Context
During sales peaks the warehouse system showed state regressions and duplicate pick alerts; transport tracking produced contradictory nodes when messages arrived out of order; handheld scanners amplified lock contention. Leadership required remediation without cancelling peak events while keeping asynchronous carrier integrations.
Constraints
State transitions were not universally idempotent; retries amplified when downstream rate limits hit; batch jobs shared tables with online traffic causing long transactions. Transport consumers masked disorder with last-writer-wins, forking timelines in reporting.
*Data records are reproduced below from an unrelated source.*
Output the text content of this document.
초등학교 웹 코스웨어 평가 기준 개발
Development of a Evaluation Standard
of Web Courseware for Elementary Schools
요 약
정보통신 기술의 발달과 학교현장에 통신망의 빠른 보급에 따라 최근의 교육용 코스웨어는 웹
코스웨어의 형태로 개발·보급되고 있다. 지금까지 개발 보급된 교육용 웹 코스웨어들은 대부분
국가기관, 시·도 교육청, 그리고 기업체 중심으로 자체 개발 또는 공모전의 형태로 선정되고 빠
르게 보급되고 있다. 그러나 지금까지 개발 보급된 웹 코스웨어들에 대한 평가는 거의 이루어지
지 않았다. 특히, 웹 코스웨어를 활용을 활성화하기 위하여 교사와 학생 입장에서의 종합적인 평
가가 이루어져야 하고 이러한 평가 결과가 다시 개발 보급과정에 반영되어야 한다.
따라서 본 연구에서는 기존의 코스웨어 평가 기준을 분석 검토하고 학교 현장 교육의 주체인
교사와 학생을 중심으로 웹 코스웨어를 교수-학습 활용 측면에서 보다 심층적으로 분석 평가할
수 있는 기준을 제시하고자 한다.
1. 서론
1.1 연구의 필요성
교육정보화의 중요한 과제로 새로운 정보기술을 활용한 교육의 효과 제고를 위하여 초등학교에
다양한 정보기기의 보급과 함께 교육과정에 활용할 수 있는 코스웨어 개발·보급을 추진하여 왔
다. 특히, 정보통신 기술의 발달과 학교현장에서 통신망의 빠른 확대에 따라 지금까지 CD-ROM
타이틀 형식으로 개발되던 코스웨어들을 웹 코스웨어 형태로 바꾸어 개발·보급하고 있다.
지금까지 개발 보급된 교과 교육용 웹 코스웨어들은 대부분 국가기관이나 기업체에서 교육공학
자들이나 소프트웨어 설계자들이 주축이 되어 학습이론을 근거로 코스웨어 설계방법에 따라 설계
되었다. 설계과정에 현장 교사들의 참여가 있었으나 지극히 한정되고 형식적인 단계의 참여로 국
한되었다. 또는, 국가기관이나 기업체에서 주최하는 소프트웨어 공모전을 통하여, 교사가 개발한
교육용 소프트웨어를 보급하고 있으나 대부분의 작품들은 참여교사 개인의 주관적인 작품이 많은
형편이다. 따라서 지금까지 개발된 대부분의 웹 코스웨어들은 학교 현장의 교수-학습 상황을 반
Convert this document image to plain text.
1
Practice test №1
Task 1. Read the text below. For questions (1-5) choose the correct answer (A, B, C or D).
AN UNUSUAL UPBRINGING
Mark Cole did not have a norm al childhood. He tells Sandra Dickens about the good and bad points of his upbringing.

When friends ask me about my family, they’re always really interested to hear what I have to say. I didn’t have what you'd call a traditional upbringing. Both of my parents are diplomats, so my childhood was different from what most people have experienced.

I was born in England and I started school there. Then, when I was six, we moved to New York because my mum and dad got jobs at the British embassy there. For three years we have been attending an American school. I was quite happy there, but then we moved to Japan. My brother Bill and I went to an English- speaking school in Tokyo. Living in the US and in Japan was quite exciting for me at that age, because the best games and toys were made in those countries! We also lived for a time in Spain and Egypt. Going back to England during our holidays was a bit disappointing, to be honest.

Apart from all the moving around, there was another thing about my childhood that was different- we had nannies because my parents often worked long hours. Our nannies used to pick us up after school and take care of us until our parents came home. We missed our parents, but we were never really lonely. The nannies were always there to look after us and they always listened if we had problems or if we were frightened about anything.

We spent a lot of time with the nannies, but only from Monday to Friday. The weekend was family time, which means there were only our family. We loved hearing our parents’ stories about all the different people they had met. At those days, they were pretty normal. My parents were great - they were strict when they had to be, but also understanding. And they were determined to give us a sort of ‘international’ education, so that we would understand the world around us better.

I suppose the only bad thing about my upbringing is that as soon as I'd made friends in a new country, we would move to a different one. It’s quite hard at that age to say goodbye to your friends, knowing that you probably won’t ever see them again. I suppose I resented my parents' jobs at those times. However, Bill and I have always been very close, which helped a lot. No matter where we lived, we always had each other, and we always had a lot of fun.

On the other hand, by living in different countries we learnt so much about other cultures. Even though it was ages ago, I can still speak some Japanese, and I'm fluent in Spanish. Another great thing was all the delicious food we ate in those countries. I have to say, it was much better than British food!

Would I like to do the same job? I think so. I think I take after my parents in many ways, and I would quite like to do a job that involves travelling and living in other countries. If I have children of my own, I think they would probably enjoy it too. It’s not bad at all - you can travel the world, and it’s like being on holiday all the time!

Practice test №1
Reservation versus finance confirmation lacked explicit compensating steps.
What we did
We replaced ad-hoc branching with an explicit state machine using version numbers and business idempotency keys; consumers used partition keys to bound ordering; hot and cold paths were split with batch windows moved off the critical path. Contract tests and replay harnesses covered WMS/TMS interfaces. Reservation and release gained queryable audit tables reconciled nightly. Retries gained jitter and caps with downstream token buckets to prevent storms.
Outcomes
No unexplained state forks during peak; retry rates stayed bounded; lock waits improved and shipment-level reconciliation met SLA. Cross-organisation disputes could be tied to message fingerprints and replay artefacts instead of anecdote.